Alongside this, Aurora deepened its defence relationships by signing MOUs with Ares Armaments and MBDA, one of the world’s leading missile and weapons system groups. The MBDA agreement represents a significant external validation of its capabilities.

Operationally, the company continued extensive testing of its micro gas turbine engines, and progressed customer demonstrations.

It also completed upgrades to its Canning Vale facility, with new CNC machinery now integrated into production workflows.

Progress toward AS9100D certification also remained on track, with Phase 1 successfully completed and Phase 2 scheduled for mid-2026.

On the corporate side, Aurora completed a $5.5m placement, cornerstoned by SPS. A board restructure was also completed.

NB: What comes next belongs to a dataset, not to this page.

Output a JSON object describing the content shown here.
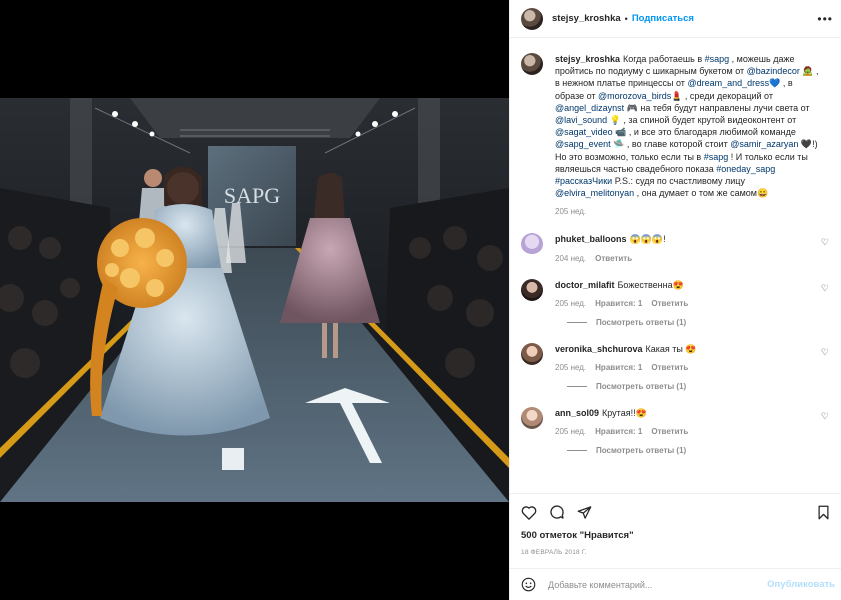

The company ended the quarter with $3.6m in cash, and said it remains focused on executing propulsion deliveries.

  • RocketBoots signed a transformational ~$9.1m ARR contract with a tier-one global retailer, covering about 40% of its store network
  • A $7m placement strengthened the balance sheet to fund rollout and international expansion
  • The sales pipeline continues to build, with multiple large enterprise opportunities progressing

RocketBoots delivered a breakout December quarter after securing a transformational contract with a tier-one multinational retailer to deploy its AI-driven loss prevention software across roughly 40% of the retailer’s global store network.

The five-year agreement, with automatic extensions, is expected to generate around $9.1m in annual recurring revenue once fully rolled out. Deployment is scheduled to begin in late Q1 CY26, following a competitive global tender process.

Momentum also continued in financial services, with a retail banking customer converting a trial into a staged rollout of RocketBoots’ AI workforce and customer experience software.

While initial revenue is modest, the rollout covers only a small portion of the bank’s network and leaves room for broader expansion over time.

To support execution, RocketBoots completed a well-supported $7.025m placement, with $1m received in December and the balance in January.

With global retailers facing ongoing cost pressure and more than US$100bn a year lost to shrinkage, RocketBoots continues to see strong interest across its pipeline.

Management says advanced opportunities now include customers operating thousands of stores globally, leaving the company well positioned for sustained revenue growth.

  • Shareholders approved the acquisition of QuantumAI Secure, with completion expected shortly
  • Revenue grew 22% period-on-period, while cash management continued to improve through Q4
  • Codeifai is pivoting toward quantum-secure payments, file transfer and communications at scale

Codeifai spent the December 2025 quarter focused squarely on completing its pivot toward quantum-secure AI solutions.

Shareholders approved the acquisition of the QuantumAI Secure platform at the December 8 EGM, clearing the final hurdle ahead of completion, which is expected early in Q1 2026.

Financially, revenue for the quarter came in at $138k, up 22% on the pcp, though down 17% from Q3.

Importantly, revenue for the year to Q4 was 28% higher than the same period last year, while net cash used in operating activities fell 19% quarter-on-quarter.

The company ended December with $995k in cash, and also secured $1.1m in equity commitments, settled in January.

The QuantumAI Secure platform, developed by Canada-listed Credissential, is designed to deliver quantum-resistant payments, file transfer and encrypted communications using post-quantum cryptography aligned with NIST standards.

The platform is built as a self-service SaaS product and is intended to integrate easily with existing financial, BNPL and digital payment infrastructure.

The company is also exploring adjacent AI applications in areas such as geospatial and subsurface intelligence, leveraging its existing AI and data capabilities.

A strategic review of the material science division remains ongoing and is expected to conclude in the first half of 2026.

At Stockhead we tell it like it is. While Decidr AI Industries, Aurora Labs, RocketBoots, and Codefai are Stockhead advertisers at the time of publishing, they did not sponsor this article.

 This article does not constitute financial product advice. You should consider obtaining independent advice before making any financial decisions.